To modify Henry Ford’s famous phrase: whether you think stress is positive, or you think it’s negative, you’re right. According to health psychologist Kelly McGonigal, viewing your stress in constructive ways will actually cause your body to respond to it differently and prevent long-lasting physical damage. By contrast, those who express negative attitudes toward stress face a range of negative health outcomes similar to those caused by smoking. So how do you change your outlook on stress? McGonigal suggests reframing changes in heart rate, and other stress-induced physical symptoms, with phrases like, “This is my body helping me rise to this challenge.”

3. Be imperfect

Over the course of a decades-long career in which she has interviewed thousands of people as an academic researcher, Brené Brown has discovered that those who are overly stressed and unhappy often share the same trait: they believe that they need to be someone better than who they currently are. As a result, the current cohort of working adults is the most overweight, addicted, and indebted in history. Teachers are often prone to perfectionism and its ill effects: they often feel that they aren’t doing enough, or that their mistakes are magnified because of the importance of their job. If you find yourself feeling this way, fight back. The fact is, you’re already “enough” and you deserve love and credit. Don’t forget that.  

4. Practice emotional first aid

Do you beat yourself up when you experience failure or make a mistake? Psychologist Guy Winch has analogy for this: it would be like getting a cut and finding ways to make the wound worse. We don’t do that when we experience physical pain, so why do we ruminate on mistakes and deepen the wound when the pain is emotional? If you find yourself taking your classroom work home with you, Winch advises finding ways to break the negative patterns of thought. A two-minute distraction is sometimes all that is needed to avoid digging yourself into an emotional rut.  

5. Be grateful

This isn’t about delusion, or forcing yourself to be grateful for things that are clearly negative, but rather a determination to see the opportunity present in each moment to move in a new direction. Benedictine monk David Steindl-Rast, in his TED Talk on how to cultivate gratitude, offers a simple formula: “Stop, look, go.” We have to stop, quiet our minds, and create “stop signs”—little reminders of things that we should be grateful for every day. By “look,” he means open all of your senses and enjoy life simply. “Go” means moving forward and taking advantage of what life offers you moment by moment.

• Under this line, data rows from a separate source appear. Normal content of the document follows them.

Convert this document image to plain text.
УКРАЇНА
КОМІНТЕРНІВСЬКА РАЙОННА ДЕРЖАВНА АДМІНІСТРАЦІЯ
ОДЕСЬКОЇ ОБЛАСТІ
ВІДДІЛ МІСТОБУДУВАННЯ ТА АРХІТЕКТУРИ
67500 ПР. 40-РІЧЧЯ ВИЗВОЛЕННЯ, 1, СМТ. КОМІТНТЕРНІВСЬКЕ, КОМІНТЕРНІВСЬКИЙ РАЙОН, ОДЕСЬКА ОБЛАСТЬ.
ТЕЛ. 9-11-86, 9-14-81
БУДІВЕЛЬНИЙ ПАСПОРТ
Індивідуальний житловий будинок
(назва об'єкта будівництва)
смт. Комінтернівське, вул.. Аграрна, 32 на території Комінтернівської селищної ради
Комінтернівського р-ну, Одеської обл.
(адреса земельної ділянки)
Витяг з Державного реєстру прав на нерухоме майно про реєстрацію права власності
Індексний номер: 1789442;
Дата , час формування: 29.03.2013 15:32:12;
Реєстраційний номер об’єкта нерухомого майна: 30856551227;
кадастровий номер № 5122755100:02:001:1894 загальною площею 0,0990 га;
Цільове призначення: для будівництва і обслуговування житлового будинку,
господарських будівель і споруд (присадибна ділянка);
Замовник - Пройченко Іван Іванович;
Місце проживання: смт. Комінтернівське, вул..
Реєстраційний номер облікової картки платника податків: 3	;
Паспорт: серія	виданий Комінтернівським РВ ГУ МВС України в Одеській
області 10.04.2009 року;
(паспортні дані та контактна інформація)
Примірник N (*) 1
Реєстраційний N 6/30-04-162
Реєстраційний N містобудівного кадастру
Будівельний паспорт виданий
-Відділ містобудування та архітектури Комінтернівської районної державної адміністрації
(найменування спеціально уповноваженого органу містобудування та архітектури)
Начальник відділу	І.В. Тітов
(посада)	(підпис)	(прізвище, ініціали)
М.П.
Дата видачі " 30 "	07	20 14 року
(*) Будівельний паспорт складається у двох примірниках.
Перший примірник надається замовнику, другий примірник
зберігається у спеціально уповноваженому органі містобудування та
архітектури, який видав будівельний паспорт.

6. Limit “grass is greener” thinking 

In the words of Robert Fulghum, author of “All I Really Need to Know I Learned in Kindergarten,” “The grass is greenest where it is watered.” It’s not always what you want to hear when you’re having a tough day, but the reality is that you will have challenges anywhere you go.

7. Work smarter, not harder

It's easy to confuse feelings of exhaustion and burn-out with hard work. Working hard, and doing good work, does NOT have to leave you feeling depleted and on-edge. Find ways to delegate some of your work, or invest in tools or technologies that will make your life easier. 

8. Ask for help

Yes, it’s ok to do this. No matter how long you’ve been teaching, or how brilliant you are, there will be times when you need help, plain and simple. Asking for help doesn’t make you weaker, it makes you better at your job. 

9. Make a connection 

According to Kelly McGonigal’s research, when you connect with another person, your body produces oxytocin, which is a chemical that helps repair the heart. And you don’t even have to be on the receiving end: reaching out to help someone else produces the same effect. Teachers already devote much of their time to this, but it’s important to cultivate relationships with colleagues, neighbors, and friends as well. McGonigal's research shows that major stressful life events are generally strongly linked with negative health outcomes, except for those who reported caring for others, who experienced NO such effects. If you help your neighbors, family, etc., you’re much less likely to experience the negative effects of stress.